En Deux-Sèvres, le chiffre sur les violences intrafamiliales explose depuis le mois de janvier

Le chiffre sur les violences intrafamiliales en Deux-Sèvres a littéralement explosé depuis le mois de janvier. Sur le premier semestre 2022, les gendarmes ont procédé à 267 interpellations contre 55 en 2021.

Depuis janvier, les gendarmes des Deux-Sèvres ont procédé à 667 interpellations pour des violences intrafamiliales. (©AdobeStock/Illustration)

Vendredi dernier, lors de l’inauguration officielle de la Maison de Protection des Familles, le Colonel Vestieu a annoncé les chiffres en matière de violences intrafamiliales sur le premier semestre de l’année en Deux-Sèvres.

En à peine 6 mois, les statistiques en matière de violences intrafamiliales ont gonflé et s’élèvent à 267 interpellations de conjoints violents au cours de ce premier semestre, soit 55 de plus qu’à la même période l’an dernier.

« Des faits fréquemment perpétrés sur fond d’alcool et de stupéfiants »

Cette nette augmentation vient ternir la situation en Deux-Sèvres. Pourtant, l’investissement des militaires, de la préfecture et du Département est sans faille.

L’année dernière, 313 ménages en proie à des violences intrafamiliales avaient été accompagnés par des professionnels du service de l’Aide sociale généraliste et d’autres organismes sociaux tout aussi déterminants dans cet accompagnement.

Mais les chiffres montrent malheureusement une toute autre réalité. La situation devient de plus en plus inquiétante. Le chiffre est impressionnant et montre l’étendue des violences intrafamiliales dans le département.

Depuis le début de l’année, la gendarmerie du département a interpellé 267 personnes pour des violences au sein de la famille, sur la conjointe ou sur les enfants. « Des faits fréquemment perpétrés sur fond d’alcool et de stupéfiants », a précisé le colonel.

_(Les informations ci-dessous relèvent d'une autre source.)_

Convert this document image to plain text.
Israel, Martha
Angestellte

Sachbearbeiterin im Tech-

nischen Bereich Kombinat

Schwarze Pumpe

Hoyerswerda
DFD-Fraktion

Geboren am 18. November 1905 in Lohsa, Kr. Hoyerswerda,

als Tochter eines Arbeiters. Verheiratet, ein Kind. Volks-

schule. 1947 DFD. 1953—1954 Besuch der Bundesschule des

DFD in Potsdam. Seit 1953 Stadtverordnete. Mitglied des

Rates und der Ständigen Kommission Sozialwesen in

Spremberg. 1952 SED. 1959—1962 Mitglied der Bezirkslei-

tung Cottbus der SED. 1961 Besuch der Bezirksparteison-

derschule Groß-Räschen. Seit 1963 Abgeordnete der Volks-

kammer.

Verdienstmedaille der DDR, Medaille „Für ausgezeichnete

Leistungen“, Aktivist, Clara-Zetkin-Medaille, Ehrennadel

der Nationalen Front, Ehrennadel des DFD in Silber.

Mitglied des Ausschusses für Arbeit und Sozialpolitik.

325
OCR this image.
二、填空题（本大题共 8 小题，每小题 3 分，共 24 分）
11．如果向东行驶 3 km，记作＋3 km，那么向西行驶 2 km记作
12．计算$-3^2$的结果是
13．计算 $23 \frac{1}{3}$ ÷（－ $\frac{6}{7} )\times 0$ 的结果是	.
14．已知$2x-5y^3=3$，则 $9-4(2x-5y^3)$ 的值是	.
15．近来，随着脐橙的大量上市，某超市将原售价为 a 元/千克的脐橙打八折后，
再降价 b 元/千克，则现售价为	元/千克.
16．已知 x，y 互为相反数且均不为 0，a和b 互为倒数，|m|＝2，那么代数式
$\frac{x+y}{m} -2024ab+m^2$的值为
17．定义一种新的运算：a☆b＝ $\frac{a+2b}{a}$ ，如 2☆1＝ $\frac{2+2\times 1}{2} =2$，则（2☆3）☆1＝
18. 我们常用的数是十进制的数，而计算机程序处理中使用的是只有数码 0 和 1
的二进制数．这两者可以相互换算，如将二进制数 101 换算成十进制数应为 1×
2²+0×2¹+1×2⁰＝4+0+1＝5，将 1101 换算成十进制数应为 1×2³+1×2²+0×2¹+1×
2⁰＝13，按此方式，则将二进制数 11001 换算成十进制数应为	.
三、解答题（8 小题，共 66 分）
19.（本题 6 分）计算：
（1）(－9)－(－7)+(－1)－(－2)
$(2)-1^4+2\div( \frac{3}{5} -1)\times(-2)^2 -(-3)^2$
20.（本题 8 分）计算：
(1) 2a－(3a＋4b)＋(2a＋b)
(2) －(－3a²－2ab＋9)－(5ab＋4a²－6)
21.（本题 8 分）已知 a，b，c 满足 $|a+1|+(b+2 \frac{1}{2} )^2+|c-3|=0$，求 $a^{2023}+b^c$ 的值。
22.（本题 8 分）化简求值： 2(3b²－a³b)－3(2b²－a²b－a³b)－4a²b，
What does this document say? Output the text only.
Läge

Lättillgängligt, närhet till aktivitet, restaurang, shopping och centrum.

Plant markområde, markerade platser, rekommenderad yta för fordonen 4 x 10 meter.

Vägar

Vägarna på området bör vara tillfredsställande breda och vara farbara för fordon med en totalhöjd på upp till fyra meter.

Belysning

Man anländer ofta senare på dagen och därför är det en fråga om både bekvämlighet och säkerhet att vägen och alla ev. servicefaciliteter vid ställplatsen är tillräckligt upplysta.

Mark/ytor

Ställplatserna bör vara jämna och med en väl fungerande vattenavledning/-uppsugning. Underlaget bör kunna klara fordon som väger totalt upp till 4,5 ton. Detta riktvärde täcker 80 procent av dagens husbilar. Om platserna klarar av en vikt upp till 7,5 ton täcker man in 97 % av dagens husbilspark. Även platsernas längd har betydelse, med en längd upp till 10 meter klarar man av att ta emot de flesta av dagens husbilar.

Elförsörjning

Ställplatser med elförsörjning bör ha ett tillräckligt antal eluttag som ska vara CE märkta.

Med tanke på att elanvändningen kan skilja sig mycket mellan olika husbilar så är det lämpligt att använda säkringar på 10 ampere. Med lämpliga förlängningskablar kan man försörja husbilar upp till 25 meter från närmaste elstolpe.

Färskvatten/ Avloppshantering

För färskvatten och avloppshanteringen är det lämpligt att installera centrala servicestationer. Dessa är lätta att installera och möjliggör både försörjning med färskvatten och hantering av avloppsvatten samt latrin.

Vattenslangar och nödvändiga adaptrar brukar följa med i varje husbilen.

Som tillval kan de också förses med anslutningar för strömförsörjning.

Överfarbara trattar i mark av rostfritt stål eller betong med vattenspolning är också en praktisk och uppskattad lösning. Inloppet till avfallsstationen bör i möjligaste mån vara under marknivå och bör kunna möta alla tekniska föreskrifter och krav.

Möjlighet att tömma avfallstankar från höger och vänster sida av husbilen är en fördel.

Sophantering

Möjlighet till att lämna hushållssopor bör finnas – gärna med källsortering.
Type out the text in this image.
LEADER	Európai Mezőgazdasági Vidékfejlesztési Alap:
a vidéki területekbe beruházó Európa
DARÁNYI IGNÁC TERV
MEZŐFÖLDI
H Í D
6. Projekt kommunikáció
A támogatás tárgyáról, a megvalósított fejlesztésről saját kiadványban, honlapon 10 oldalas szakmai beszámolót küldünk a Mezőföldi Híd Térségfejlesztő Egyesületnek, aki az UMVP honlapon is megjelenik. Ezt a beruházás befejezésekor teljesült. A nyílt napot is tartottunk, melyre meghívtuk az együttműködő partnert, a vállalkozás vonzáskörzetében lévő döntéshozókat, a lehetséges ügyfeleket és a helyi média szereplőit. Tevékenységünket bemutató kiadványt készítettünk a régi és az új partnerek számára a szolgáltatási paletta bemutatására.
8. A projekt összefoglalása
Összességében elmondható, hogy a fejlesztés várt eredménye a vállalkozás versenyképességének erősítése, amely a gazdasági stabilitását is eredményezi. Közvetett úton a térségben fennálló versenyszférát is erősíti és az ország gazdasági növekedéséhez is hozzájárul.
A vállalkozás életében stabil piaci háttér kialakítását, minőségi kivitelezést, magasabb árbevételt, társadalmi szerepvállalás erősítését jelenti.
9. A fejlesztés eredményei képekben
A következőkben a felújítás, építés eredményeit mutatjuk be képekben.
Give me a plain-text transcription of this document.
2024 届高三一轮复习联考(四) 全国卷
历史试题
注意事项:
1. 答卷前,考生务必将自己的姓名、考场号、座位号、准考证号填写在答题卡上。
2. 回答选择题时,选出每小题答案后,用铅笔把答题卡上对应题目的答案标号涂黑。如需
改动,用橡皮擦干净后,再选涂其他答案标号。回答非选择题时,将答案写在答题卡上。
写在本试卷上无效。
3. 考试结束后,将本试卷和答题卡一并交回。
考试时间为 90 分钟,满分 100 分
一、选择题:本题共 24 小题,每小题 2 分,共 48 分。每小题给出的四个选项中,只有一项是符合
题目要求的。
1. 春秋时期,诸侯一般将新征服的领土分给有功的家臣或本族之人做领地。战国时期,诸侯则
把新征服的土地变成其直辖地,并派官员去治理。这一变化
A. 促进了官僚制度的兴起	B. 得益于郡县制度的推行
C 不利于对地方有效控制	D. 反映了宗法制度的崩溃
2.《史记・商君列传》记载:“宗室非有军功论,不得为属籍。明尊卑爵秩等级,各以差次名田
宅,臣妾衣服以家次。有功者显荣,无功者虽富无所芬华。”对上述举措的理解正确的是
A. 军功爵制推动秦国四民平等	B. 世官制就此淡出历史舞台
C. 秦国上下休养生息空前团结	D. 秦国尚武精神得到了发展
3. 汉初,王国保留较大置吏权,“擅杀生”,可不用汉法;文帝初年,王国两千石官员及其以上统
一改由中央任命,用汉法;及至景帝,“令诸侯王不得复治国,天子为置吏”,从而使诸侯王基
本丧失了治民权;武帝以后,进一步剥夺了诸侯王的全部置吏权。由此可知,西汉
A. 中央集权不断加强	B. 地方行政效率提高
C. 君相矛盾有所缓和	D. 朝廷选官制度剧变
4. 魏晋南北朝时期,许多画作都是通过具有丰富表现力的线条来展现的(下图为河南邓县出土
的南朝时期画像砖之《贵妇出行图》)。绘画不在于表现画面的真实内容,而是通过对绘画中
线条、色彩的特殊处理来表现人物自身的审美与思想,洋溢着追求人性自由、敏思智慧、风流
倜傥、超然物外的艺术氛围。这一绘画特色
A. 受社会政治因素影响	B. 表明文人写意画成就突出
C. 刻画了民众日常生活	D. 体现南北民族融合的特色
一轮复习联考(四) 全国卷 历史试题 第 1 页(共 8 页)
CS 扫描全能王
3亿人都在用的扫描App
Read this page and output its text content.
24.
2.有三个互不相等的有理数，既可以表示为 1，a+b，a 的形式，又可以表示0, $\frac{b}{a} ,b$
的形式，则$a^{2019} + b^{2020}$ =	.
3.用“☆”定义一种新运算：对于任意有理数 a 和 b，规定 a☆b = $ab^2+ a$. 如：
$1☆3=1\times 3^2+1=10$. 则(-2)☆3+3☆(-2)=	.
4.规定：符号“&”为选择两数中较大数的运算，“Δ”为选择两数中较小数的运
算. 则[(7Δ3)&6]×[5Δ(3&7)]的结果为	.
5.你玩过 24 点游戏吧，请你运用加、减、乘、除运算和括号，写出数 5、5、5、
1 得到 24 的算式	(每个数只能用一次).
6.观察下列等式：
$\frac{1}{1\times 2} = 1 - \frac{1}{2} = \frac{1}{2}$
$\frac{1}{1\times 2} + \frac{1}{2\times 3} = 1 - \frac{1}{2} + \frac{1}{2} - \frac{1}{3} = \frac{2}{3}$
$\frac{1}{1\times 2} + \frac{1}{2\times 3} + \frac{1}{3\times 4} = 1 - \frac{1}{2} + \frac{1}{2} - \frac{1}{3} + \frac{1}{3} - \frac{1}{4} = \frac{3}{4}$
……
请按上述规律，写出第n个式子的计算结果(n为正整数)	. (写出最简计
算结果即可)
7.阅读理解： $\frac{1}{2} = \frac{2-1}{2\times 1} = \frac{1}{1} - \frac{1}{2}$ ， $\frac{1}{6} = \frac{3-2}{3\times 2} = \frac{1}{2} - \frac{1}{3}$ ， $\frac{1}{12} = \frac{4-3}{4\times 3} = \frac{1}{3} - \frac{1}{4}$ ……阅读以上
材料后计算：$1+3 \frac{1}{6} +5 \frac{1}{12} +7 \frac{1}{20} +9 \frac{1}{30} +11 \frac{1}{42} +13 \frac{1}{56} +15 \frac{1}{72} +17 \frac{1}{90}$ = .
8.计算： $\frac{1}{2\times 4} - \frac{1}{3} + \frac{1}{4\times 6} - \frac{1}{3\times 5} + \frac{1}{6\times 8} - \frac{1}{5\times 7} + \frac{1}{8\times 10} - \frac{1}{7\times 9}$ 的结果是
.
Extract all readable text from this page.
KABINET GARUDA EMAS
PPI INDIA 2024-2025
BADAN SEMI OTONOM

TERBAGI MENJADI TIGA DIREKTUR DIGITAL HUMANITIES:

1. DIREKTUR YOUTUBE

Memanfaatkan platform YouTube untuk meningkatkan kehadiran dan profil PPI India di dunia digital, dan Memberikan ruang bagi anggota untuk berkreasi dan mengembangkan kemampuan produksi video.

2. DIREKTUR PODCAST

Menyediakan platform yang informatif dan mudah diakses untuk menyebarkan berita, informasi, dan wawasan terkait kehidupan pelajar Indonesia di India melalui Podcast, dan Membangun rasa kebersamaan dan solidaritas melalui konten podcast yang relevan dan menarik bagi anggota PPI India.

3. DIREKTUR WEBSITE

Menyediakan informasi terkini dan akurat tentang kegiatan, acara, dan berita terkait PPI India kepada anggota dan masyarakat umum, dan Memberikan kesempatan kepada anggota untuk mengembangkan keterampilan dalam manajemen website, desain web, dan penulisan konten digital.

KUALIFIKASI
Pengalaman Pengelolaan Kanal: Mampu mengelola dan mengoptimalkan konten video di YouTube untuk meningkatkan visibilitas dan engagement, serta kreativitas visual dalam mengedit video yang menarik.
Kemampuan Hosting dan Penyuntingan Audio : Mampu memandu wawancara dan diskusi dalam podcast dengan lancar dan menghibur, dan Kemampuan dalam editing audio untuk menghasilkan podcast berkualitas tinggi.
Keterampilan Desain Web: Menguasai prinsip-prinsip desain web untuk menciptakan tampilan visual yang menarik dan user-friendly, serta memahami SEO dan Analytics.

Une progression qui vient donc confirmer celle de l’année passée au niveau national puisque les violences intrafamiliales avaient augmenté de plus de 24 %.

Une libération de la parole ?

Par ailleurs, les gendarmes interviennent en moyenne une à deux fois par jour pour des cas de violences conjugales dans les Deux-Sèvres, soutenues par les 700 agents répartis dans les services de l’Action sociale généraliste, la Protection maternelle et infantile et l’Aide sociale à l’enfance.

295 professionnels sociaux et administratifs assurent également des missions de prévention et de protection des personnes vulnérables au sein des 50 lieux d’accueil (AMS, RMS et points d’accueil) sur l’ensemble du territoire.

Des moyens humains importants qui œuvrent tous les jours à la prise en charge et l’accompagnement des femmes et des hommes victimes. De plus, depuis plusieurs années, les violences intrafamiliales font l’objet d’une attention particulière.

Alors, si les statistiques augmentent en matière de violences conjugales, la libération de la parole des victimes joue aussi son rôle et pourrait être une première explication à cette augmentation brutale du nombre d’interpellations.